The climate crisis threatens human civilization as we know it. Each day brings further evidence of the urgency of the crisis: floods and droughts, wildfires and heatwaves, sea-level rise, and storms. These disasters bring with them loss of life, economic damage, food shortages, adverse public health outcomes, national security risks, and more. All the while, greenhouse gas emissions, the dominant cause of climate change, continue to rise nearly every year.

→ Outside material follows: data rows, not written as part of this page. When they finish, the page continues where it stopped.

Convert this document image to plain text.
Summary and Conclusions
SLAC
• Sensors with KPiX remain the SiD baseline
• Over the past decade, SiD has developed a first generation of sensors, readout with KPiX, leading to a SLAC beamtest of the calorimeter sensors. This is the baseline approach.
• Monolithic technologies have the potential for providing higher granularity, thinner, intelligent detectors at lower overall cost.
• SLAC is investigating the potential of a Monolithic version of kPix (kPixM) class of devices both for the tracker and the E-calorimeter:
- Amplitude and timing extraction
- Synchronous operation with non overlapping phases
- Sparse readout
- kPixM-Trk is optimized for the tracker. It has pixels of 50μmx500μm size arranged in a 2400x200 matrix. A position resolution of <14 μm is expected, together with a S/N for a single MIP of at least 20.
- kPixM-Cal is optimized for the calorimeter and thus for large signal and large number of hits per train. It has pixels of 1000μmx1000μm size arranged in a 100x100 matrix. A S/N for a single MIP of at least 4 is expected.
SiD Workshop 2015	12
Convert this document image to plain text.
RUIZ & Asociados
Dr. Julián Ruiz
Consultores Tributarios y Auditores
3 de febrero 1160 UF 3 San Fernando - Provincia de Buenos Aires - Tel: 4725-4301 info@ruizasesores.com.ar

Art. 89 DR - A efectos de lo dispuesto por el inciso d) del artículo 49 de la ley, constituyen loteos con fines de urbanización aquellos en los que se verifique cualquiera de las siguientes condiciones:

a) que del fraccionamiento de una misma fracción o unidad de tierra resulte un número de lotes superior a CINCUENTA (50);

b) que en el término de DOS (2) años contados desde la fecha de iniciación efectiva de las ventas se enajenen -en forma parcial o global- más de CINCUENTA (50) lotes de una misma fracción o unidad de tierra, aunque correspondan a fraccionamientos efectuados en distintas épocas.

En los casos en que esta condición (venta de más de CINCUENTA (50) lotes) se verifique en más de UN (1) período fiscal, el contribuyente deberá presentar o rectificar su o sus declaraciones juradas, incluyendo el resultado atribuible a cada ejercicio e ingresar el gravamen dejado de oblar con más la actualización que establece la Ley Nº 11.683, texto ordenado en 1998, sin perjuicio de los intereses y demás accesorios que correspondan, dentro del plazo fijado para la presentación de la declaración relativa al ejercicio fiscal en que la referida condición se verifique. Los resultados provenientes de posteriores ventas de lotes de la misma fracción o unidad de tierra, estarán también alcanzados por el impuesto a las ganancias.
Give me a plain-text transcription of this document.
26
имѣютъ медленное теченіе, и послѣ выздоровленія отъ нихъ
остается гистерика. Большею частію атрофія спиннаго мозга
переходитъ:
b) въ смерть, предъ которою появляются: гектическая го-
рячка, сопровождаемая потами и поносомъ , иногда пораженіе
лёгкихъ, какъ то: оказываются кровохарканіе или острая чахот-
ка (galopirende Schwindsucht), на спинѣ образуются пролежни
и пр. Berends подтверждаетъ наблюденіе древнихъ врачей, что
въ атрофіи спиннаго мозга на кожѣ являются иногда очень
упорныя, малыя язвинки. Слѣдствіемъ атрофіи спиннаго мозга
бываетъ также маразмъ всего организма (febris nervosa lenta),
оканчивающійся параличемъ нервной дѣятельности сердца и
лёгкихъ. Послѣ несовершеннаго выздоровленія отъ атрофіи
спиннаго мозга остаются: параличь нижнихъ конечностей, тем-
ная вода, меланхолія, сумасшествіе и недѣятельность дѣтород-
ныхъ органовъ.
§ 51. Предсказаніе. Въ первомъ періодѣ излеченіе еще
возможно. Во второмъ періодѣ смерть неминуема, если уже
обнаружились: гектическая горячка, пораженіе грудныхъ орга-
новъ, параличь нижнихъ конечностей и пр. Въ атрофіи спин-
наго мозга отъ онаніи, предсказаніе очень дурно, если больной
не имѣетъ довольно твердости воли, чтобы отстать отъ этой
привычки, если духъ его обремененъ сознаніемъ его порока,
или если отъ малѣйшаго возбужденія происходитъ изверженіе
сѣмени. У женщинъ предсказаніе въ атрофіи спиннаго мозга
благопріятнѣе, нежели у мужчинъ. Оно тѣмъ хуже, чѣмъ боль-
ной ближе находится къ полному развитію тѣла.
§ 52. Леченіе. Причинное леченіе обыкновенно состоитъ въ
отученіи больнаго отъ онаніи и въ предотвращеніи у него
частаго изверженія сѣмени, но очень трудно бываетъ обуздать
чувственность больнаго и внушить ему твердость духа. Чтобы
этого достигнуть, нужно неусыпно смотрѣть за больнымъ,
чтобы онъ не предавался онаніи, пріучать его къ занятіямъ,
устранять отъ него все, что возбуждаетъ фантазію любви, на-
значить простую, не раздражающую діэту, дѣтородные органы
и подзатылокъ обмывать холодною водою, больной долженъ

Despite the growing number of countries and companies that recognize the challenge posed by climate change, the window to prevent the worst outcomes is rapidly closing. Achieving the goal of net zero greenhouse gas emissions by 2050 requires an unprecedented transformation of nearly every facet of the modern economy. New technologies need to be deployed at scale. New business models are needed to reallocate trillions of dollars of capital every year. As Herculean a task as these changes may seem, they still will not be sufficient to avoid the ongoing consequences of the greenhouse gases already emitted.
While scientific research has an enormous role to place in helping understand the climate crisis, the key barriers to progress today are political, technological, financial, and social. Our politicians have largely failed to respond to the complexity and scale of the climate crisis. And in light of the expanding demand for energy from the world’s developing economies, providing the energy needed for economic development without exacerbating the climate crisis may prove among humanity’s greatest challenges.
Higher education is central to addressing the climate crisis.